The project will build a biorefinery called the ‘D-Factory’ which is going to turn every part of the alga into something useful.

Algae are known for their ability to convert CO2 and sunlight into chemical energy five times faster than crops grown in soil. This particular alga is able to produce up to 80 per cent of its mass as fuel but is currently too expensive to cultivate for fuel alone. However it also produces a range of compounds of great interest in pharmaceutical, cosmetic, nutraceutical and other applications – and this may provide the solution.

Project leader Professor Pat Harvey, from the university’s Faculty of Engineering & Science, explains: “The race is on to develop a broader spectrum of compounds from algae, which can be turned into high-value products including food and medicines.

“If we can make algae biorefineries commercially viable, we will have developed a new industry founded on an environmentally-kind raw material which is also sustainable. The potential is huge.

“By 2020 these algae may also provide us with sustainable fuel. The science is there but at the moment the costs don’t add up.”

The research brings together 13 research institutions and businesses from eight countries, including world-leading experts in the biochemistry of Dunaliella, in large-scale cultivation of microalgae, in novel harvesting technologies and in bioprocessing development.

Together they aim to set a world benchmark for a biorefinery based on microalgae. Plans include the largest commercial cultivation of the single-cell organisms, in water raceways, lakes and photobioreactors.

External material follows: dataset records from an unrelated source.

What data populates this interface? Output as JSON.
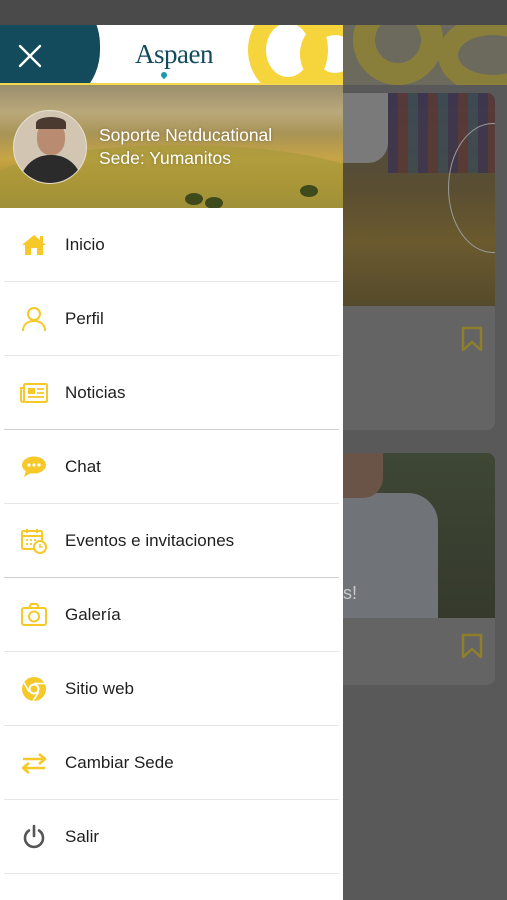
{
  "app": {
    "logo_text": "Aspaen",
    "accent_color": "#f6d43c",
    "brand_color": "#134a5c"
  },
  "profile": {
    "name": "Soporte Netducational",
    "campus": "Sede: Yumanitos"
  },
  "menu": {
    "items": [
      {
        "label": "Inicio",
        "icon": "home-icon"
      },
      {
        "label": "Perfil",
        "icon": "user-icon"
      },
      {
        "label": "Noticias",
        "icon": "newspaper-icon"
      },
      {
        "label": "Chat",
        "icon": "chat-bubble-icon"
      },
      {
        "label": "Eventos e invitaciones",
        "icon": "calendar-clock-icon"
      },
      {
        "label": "Galería",
        "icon": "camera-icon"
      },
      {
        "label": "Sitio web",
        "icon": "chrome-icon"
      },
      {
        "label": "Cambiar Sede",
        "icon": "swap-arrows-icon"
      },
      {
        "label": "Salir",
        "icon": "power-icon"
      }
    ]
  },
  "background": {
    "card2_overlay_text": "s!"
  }
}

The project hopes to demonstrate the business case for global investment in algae biorefineries, and in large-scale production of microalgae, within three years in order to raise investment for the first prototype D-Factory in Europe.

The Dunaliella alga has been chosen because it produces a wide range of compounds, appropriate for the ‘biorefinery’ concept which aims to use every element of a biomass. It can cope with extreme conditions, from salt caves in the Antarctic, to salt pans in the tropics. The high salinity and light intensity turns the microalgae orange by producing protective carotenoids. The pink-orange of many salt lakes containing Dunaliella is intensified by the presence of archaea, fellow single-celled organisms.

The D-Factory, or CO2 algae biorefinery, is a four-year collaborative project with funding from the European Union’s FP7 Cooperation Work Programme.